Why this matters in 2026

Default browser radio buttons look inconsistent across operating systems and are impossible to theme with CSS alone. By applying appearance: none you take full ownership of the visual, while keeping the native <input type="radio"> element — which means you get browser-managed keyboard navigation, :checked state, and screen-reader announcements for free. The result is a component that looks designed and behaves natively.

The logic

appearance: none removes the OS-rendered control, leaving a blank element you style from scratch. The circle outline is achieved with border-radius: 50% and a border. The inner dot is a ::after pseudo-element that starts at transform: scale(0) and scales to scale(1) when the :checked pseudo-class is active — no JavaScript toggle required. A cubic-bezier with values above 1 creates a spring overshoot that makes the dot feel tactile. The :hover:not(:checked) selector lightens the border only on unchecked options, giving interactive affordance without noise.

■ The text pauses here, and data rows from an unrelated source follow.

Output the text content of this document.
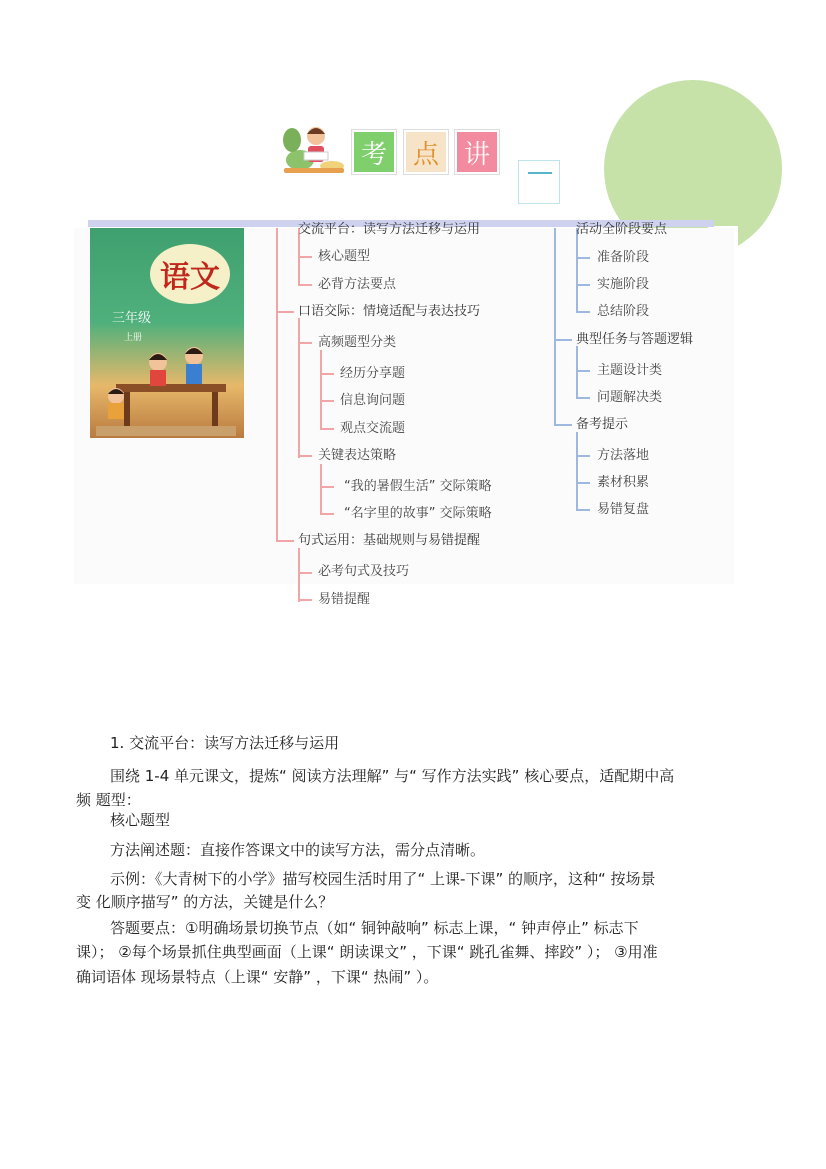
考 点 讲
语文
三年级
上册
核心题型
必背方法要点
口语交际：情境适配与表达技巧
高频题型分类
经历分享题
信息询问题
观点交流题
关键表达策略
“我的暑假生活” 交际策略
“名字里的故事” 交际策略
句式运用：基础规则与易错提醒
必考句式及技巧
易错提醒
准备阶段
实施阶段
总结阶段
典型任务与答题逻辑
主题设计类
问题解决类
备考提示
方法落地
素材积累
易错复盘
1. 交流平台：读写方法迁移与运用
围绕 1-4 单元课文，提炼“ 阅读方法理解” 与“ 写作方法实践” 核心要点，适配期中高
频 题型：
核心题型
方法阐述题：直接作答课文中的读写方法，需分点清晰。
示例：《大青树下的小学》描写校园生活时用了“ 上课-下课” 的顺序，这种“ 按场景
变 化顺序描写” 的方法，关键是什么？
答题要点：①明确场景切换节点（如“ 铜钟敲响” 标志上课，“ 钟声停止” 标志下
课）； ②每个场景抓住典型画面（上课“ 朗读课文” ，下课“ 跳孔雀舞、摔跤” ）； ③用准
确词语体 现场景特点（上课“ 安静” ，下课“ 热闹” ）。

Accessibility & performance

Wrapping inputs in a <label> makes the entire row — not just the circle — a click target, which is critical for touch devices. A <fieldset> and <legend> group the options so screen readers announce the group name before each choice. The :focus-visible rule ensures the focus ring only appears during keyboard navigation, not mouse clicks, eliminating the "ugly box" complaint without removing accessibility. All animated properties are transform and opacity — compositor-friendly and GPU-accelerated — so the check animation runs without triggering layout or paint.